Tuesday, June 14, 2016

The Square Peg - Something Stinks or... Shhhh, Buzzards

The Square Peg - Something Stinks or... Shhhh, Buzzards
© S. Bradley Stoner

I had just gotten back from the store when I ran into the Bingo Bob and Duncan Donutz. They were in a heated discussion. I thought to myself, ‘Oh boy, here we go again.’ I figured it had to be over politics or politicians, and I didn’t want to get roped into either of those discussions, so I exited Lizzy with my bags and closed the door as quietly as I could and headed toward my front door. Out of habit, I pressed the lock button on my remote twice. The horn beeped. Damn, betrayed by my own security system. It isn’t supposed to work that way, is it? ‘Maybe,’ thought I, ‘they’ll see I’m burdened and just wave, giving me time to escape into the air conditioned confines of my castle. No such luck. I should have known.

“Hey!” Duncan yelled. “Hold up a minute... we’ve got a question for you.”

I groaned as they trotted toward me. Some days you can’t catch a break. I suppose I could have feigned deafness (and frankly it wouldn’t be hard... too many years of things going bang around my ears haven’t helped my auditory organs), but I’m not that rude. So I waited until they walked up my walkway to the porch where there was at least a little shade. I should mention that once the rain stopped last week, it started to get hot... Texas hot.

“Thanks for waitin’,” Bob panted, mopping his beet red face with an old bandana that had seen better days.

“What’s up guys?”

“Buzzards,” Duncan stated flatly, like I was going to instantly know what he was talking about.

“Well, they are birds,” I replied. “I rather expect they would be up.”

“No,” Bob gasped, “They’ve been flying really low over the neighborhood the last week. Something’s up.”

I thought Bob might flop over and considered asking them in for a cold drink, but that would have shot the afternoon and I had things to do that didn’t involve Bob or Duncan. “Well, yeah,” I returned, “Duncan just said it was buzzards.”

“Knock it off,” Duncan groused. “You know what we mean.”

“Well if you are implying what I think you are, it’d be more proper to say, ‘something’s down.’”

“Right,” Bob rejoined. “That’s what we think. We just finished walking the whole neighborhood looking for something suspicious.”

“That would explain your current state,” I said. “It’s 94 with 80 percent humidity. Did you find anything besides the fact that your sweat glands work?”

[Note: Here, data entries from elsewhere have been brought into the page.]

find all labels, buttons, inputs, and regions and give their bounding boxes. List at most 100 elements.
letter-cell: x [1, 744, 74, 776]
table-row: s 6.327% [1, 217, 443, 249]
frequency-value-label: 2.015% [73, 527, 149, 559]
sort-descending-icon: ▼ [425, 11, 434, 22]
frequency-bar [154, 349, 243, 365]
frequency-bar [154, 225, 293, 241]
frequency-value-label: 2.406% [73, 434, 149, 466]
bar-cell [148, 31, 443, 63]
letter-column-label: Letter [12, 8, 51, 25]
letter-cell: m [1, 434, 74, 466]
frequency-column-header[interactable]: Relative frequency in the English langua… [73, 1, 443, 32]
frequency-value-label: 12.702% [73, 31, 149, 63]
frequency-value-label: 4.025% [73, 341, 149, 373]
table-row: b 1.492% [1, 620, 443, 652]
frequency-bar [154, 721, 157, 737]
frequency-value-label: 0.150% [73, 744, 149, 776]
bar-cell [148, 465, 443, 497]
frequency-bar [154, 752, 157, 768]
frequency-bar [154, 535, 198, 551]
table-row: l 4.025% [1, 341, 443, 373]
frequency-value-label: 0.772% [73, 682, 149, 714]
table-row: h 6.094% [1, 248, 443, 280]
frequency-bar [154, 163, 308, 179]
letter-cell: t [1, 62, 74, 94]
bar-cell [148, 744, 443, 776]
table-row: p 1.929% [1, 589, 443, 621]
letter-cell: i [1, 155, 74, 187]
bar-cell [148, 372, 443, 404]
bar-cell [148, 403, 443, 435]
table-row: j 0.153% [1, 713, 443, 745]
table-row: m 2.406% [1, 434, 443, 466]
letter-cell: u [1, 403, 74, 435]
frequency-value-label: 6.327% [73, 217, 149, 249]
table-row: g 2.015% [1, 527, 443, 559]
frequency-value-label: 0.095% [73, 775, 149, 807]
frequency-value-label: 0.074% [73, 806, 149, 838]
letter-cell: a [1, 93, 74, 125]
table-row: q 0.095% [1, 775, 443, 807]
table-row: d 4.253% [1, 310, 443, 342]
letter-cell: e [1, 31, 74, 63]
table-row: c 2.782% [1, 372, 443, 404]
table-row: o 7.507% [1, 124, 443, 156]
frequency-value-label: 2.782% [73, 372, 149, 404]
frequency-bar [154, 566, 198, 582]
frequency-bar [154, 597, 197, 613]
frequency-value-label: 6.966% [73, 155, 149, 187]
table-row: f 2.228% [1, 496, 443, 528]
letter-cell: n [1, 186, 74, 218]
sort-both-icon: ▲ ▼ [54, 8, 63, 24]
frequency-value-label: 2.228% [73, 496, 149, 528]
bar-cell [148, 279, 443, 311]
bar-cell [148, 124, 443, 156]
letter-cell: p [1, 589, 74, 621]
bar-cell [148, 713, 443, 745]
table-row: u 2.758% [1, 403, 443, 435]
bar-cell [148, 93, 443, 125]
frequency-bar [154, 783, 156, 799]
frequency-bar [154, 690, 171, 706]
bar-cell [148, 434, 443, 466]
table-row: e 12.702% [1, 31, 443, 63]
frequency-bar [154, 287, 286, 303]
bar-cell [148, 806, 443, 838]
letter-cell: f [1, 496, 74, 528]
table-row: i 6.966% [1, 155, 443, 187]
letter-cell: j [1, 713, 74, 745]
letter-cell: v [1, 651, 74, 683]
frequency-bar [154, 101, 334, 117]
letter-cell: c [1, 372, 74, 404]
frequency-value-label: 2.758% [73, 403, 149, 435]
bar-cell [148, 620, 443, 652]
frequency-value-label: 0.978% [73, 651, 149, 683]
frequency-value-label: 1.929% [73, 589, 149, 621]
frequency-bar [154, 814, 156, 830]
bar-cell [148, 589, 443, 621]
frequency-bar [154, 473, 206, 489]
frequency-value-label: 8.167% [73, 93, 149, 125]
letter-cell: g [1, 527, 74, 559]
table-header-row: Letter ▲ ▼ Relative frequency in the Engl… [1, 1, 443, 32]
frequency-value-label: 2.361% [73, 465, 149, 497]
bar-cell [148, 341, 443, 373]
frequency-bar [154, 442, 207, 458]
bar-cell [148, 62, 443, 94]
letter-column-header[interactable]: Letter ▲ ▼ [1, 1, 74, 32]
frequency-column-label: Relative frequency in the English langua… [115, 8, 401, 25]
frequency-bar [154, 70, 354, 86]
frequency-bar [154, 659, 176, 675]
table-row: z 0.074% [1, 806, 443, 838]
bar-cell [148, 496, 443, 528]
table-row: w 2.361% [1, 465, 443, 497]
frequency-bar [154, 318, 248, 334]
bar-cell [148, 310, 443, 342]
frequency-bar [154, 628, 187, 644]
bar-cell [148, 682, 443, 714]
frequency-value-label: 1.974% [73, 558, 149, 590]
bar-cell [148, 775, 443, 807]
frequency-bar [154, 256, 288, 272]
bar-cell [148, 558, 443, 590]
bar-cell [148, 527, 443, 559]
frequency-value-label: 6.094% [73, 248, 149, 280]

“Well, there seems to be a bad odor permeating the neighborhood,” Duncan said, “and there is a newly dug garden in Frieda Farquewark’s back yard, and we haven’t seen Farouk around in weeks.”

“Oh, Lord... Have you guys been talking to Patti? You know you can’t believe anything she says, right?”

“Good Gawd, no!” Duncan looked shocked. “We’re not that stupid... well, maybe Bob is, but I’m not.”

“Hey!” Bob tried to look hurt, but it wasn’t working. We’d both seen him chatting up Patti on more than one occasion.

“Anyway,” Duncan continued, “low flying buzzards usually indicate something is dead. Given they are circling the neighborhood at low altitude, it’s a safe bet something is rotten in Denmark.” He was doing his best impression of Kojak.

“Maybe you need to look there,” I suggested.

“Dammit, man, I’m being serious here!”

“I can see that.”

“Well, whaddaya think?” Bob asked. “Should we call the cops?”

“First off, Duncan is a retired cop, and even he knows that low flying buzzards and not seeing someone for a couple of weeks is hardly enough evidence to warrant an investigation.”

“That’s true,” Duncan admitted.

About that time the four preteens next door came boiling out of the front door, free of the fetters of school for the summer. Wafting behind them was a distinctive odor that I knew all too well.

Bob gave them a passing glance and demanded, “Well what do you think it is?!”

I wrinkled my nose, wiped a tear from the corner of my eye, and replied stoically, “Gym sox, shorts, and tee shirts that haven’t seen the inside of a washing machine for nine months.”

Duncan scratched his head, Bob blinked, and I inserted the key in my door. If I didn’t get the meat I bought inside, it would be more than dirty gym clothes attracting buzzards.